The minister also did a “soft launch” of the Ministry’s TT Moves pedometer app.

“We are asking people to set a goal of 4,000 steps per day. It tracks your calorie output, and as we add more features, it will become your passport to good health, and we are going to launch this in schools,” Deyalsingh said.

SWRHA CEO Dr Brian Armour said it was no surprise that the SWRHA had been chosen to lead the way for “this family affair,” adding that the environment was already a beehive of foot traffic.

Armour recalled that SWRHA hosted a Men’s Health initiative in July at the Point Fortin and the San Fernando hospitals. Earlier, in March, SWRHA celebrated its Women’s Only programme.
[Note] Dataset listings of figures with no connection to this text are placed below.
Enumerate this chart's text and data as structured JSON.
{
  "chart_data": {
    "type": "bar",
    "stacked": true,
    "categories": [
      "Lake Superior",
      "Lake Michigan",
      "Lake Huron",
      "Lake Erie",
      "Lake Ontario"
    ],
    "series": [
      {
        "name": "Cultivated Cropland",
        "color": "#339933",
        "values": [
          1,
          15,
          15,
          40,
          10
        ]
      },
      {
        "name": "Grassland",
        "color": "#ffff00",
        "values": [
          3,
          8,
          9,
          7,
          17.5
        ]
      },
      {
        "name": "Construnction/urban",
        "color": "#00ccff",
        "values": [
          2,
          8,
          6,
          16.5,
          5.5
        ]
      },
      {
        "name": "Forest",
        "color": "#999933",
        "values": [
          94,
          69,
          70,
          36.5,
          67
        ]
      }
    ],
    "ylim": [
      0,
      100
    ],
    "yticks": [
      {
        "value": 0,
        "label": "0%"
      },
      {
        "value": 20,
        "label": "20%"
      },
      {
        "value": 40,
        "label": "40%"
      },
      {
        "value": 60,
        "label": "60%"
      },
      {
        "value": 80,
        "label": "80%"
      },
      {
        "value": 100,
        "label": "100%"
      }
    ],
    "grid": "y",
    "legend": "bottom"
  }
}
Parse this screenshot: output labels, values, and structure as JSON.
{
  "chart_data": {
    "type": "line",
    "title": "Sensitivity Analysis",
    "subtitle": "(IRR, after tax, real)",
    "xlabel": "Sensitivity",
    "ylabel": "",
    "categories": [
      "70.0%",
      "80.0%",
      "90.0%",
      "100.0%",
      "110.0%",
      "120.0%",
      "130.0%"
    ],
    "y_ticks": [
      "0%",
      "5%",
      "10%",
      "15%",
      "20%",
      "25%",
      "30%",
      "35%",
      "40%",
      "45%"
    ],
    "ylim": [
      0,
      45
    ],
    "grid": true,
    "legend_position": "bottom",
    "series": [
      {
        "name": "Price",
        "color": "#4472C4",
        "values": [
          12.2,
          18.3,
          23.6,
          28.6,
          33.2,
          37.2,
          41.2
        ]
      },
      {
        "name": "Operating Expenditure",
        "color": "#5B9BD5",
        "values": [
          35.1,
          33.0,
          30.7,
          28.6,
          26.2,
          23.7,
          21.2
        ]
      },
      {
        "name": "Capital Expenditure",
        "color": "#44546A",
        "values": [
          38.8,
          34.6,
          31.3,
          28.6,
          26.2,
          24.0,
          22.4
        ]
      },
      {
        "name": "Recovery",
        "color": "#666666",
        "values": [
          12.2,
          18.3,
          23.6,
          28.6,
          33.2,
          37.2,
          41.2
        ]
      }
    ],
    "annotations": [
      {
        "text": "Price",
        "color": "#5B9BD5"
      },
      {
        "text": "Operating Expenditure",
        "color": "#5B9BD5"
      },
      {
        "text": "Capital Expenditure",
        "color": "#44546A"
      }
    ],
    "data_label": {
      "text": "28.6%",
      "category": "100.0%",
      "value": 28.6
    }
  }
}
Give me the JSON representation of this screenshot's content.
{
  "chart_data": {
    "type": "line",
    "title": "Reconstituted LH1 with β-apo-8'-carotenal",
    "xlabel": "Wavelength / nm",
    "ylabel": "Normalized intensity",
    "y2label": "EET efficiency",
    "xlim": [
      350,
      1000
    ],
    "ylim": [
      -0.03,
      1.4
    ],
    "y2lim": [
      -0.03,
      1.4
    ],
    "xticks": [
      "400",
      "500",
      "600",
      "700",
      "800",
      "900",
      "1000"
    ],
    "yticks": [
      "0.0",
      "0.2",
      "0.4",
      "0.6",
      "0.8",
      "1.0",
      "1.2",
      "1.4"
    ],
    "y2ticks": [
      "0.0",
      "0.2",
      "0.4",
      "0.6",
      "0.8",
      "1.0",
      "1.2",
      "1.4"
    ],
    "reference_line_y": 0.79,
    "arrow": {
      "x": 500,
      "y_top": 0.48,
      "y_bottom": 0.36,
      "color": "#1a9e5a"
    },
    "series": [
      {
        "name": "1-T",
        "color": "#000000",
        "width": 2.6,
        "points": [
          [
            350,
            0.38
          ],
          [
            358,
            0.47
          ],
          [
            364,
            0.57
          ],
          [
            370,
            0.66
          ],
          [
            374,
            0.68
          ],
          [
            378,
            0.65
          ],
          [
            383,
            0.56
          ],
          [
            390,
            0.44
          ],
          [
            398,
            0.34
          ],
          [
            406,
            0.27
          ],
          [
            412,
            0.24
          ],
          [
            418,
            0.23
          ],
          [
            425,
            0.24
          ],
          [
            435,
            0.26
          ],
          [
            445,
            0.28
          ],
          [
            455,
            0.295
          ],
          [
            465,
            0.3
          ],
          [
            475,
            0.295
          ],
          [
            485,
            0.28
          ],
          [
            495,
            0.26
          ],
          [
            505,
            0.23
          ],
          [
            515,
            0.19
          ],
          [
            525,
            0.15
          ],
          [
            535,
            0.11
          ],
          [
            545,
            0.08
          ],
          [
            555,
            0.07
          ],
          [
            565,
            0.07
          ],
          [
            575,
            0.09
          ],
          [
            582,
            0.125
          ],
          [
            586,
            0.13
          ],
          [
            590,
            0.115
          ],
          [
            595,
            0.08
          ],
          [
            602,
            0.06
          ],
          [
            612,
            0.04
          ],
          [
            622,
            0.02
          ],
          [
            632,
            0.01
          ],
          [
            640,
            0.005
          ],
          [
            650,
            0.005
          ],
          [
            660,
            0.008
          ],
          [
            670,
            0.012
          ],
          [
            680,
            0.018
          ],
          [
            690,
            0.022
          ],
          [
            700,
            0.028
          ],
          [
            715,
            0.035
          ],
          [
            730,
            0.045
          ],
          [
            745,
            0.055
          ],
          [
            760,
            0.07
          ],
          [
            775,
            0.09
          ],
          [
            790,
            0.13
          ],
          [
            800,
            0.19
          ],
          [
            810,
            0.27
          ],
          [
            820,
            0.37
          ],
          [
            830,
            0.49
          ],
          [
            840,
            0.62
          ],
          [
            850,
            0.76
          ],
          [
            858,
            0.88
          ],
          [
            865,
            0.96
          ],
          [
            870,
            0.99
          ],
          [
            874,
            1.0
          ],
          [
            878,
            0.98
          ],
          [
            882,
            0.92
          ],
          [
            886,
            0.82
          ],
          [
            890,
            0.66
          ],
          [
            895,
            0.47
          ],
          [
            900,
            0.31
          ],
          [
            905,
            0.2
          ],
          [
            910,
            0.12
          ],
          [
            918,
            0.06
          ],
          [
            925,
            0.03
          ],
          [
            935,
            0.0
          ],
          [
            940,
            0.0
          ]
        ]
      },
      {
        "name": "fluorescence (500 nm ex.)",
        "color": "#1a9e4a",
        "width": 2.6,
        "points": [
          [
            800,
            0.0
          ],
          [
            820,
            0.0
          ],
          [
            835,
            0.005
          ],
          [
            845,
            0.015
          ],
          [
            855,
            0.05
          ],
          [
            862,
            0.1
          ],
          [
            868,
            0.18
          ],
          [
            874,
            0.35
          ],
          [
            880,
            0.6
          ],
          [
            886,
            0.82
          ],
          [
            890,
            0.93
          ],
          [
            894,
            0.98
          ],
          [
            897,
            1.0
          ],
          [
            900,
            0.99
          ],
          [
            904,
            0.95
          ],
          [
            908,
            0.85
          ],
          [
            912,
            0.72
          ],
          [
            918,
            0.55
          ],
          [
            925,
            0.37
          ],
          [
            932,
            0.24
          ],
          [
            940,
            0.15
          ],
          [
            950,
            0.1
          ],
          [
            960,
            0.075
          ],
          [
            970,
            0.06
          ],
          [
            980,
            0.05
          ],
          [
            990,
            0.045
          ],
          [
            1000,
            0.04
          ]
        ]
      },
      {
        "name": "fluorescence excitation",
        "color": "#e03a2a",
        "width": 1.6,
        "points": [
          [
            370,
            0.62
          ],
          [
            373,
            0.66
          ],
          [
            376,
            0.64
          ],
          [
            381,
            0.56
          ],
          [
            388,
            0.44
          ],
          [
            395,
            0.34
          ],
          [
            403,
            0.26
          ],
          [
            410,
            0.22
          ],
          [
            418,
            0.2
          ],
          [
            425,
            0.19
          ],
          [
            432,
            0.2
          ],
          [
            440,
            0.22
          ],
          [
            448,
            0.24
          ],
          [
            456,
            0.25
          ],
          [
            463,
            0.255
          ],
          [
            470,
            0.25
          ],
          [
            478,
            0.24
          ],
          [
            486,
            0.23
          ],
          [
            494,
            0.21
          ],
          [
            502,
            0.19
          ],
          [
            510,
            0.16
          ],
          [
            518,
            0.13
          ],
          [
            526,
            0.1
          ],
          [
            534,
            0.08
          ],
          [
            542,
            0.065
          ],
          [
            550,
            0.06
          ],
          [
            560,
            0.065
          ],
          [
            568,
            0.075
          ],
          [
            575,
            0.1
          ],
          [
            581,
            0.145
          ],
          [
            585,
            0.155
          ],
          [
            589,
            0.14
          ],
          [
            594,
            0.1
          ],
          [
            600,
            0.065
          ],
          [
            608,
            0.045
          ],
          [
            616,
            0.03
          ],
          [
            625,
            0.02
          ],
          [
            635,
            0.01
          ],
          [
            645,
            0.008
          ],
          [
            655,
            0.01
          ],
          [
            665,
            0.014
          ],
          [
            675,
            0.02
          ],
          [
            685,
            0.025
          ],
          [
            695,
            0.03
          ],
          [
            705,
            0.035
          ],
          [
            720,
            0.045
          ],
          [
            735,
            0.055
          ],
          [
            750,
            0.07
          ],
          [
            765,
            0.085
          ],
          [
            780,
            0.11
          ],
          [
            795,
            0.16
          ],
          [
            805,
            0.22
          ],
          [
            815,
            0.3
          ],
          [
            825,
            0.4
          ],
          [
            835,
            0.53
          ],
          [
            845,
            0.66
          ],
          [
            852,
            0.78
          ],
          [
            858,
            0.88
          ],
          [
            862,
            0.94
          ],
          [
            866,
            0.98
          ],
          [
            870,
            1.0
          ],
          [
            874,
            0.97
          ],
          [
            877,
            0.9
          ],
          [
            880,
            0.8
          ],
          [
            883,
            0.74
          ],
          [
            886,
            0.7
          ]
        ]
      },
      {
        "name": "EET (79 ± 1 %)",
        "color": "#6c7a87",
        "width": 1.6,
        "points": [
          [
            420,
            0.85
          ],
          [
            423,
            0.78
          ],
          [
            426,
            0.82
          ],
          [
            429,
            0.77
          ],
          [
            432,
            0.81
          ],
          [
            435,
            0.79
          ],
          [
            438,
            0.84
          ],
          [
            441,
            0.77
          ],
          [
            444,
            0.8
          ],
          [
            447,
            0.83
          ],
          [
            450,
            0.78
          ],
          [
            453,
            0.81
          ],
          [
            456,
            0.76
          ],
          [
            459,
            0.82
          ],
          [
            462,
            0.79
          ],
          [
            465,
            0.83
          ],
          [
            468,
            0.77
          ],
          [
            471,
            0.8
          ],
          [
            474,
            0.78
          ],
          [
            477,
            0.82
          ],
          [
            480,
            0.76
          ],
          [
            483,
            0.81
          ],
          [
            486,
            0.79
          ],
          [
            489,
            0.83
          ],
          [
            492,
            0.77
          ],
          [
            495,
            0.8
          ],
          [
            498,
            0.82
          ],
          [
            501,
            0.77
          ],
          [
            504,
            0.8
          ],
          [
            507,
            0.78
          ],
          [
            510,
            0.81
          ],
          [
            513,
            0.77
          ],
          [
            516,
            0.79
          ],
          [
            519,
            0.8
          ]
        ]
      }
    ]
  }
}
He added both were initiatives as part of the ministry’s national initiative across all regional health authorities (RHAs).

SWRHA, he said, is committed to transforming healthcare delivery in the region in keeping with the national health priorities by attempting to reduce NCDs, increase voluntary non-remunerated blood donations, and implement rapid HIV testing at all its centres.

“SWRHA will continue to offer support through all the necessary means, which ensures that your health and well-being are adequately cared for,” Armour said.

He thanked the 80 volunteers from national youth advocacy organisations and all other partner agencies, saying they had made an invaluable contribution to health and wellness.

Co-ordinator Dr Sandi Arthur said TT Moves were built on the tenets of being physically active, drinking water, and consuming fruits and vegetables. These are the basis for helping to prevent and manage NCDs.

“It sounds simple enough, but from my experience, many have challenges sticking to them. Today, the SWRHA has created an immersive and supportive environment for individuals to gain better insight into their health and wellness.”

San Fernando West MP Faris Al-Rawi commended the ministry for various initiative. He said he believes in eating healthily, exercising and finding balance.

“I do not see food. I see it in calorific numbers. The moment someone understands that there is a calorific variation between fried and steamed wantons, a healthy choice is made. For us, that means taking the challenge to schools and introducing technology use of numbers,” Al-Rawi said.

“Most people do not know that a can of Coke has an additive to avoid you feeling sick over the amount of sugar you consume.”

Dr Maria Clapperton, director of NCDs at the ministry, said such festivals bring people one step further along the journey towards addressing NCDS issues.

Clapperton added, “The TT Moves health and wellness festivals are not only geared towards promoting healthy lifestyle practises but also create an avenue where healthcare services are made more accessible to people in the community. Linkage to care is a key feature of these festivals.”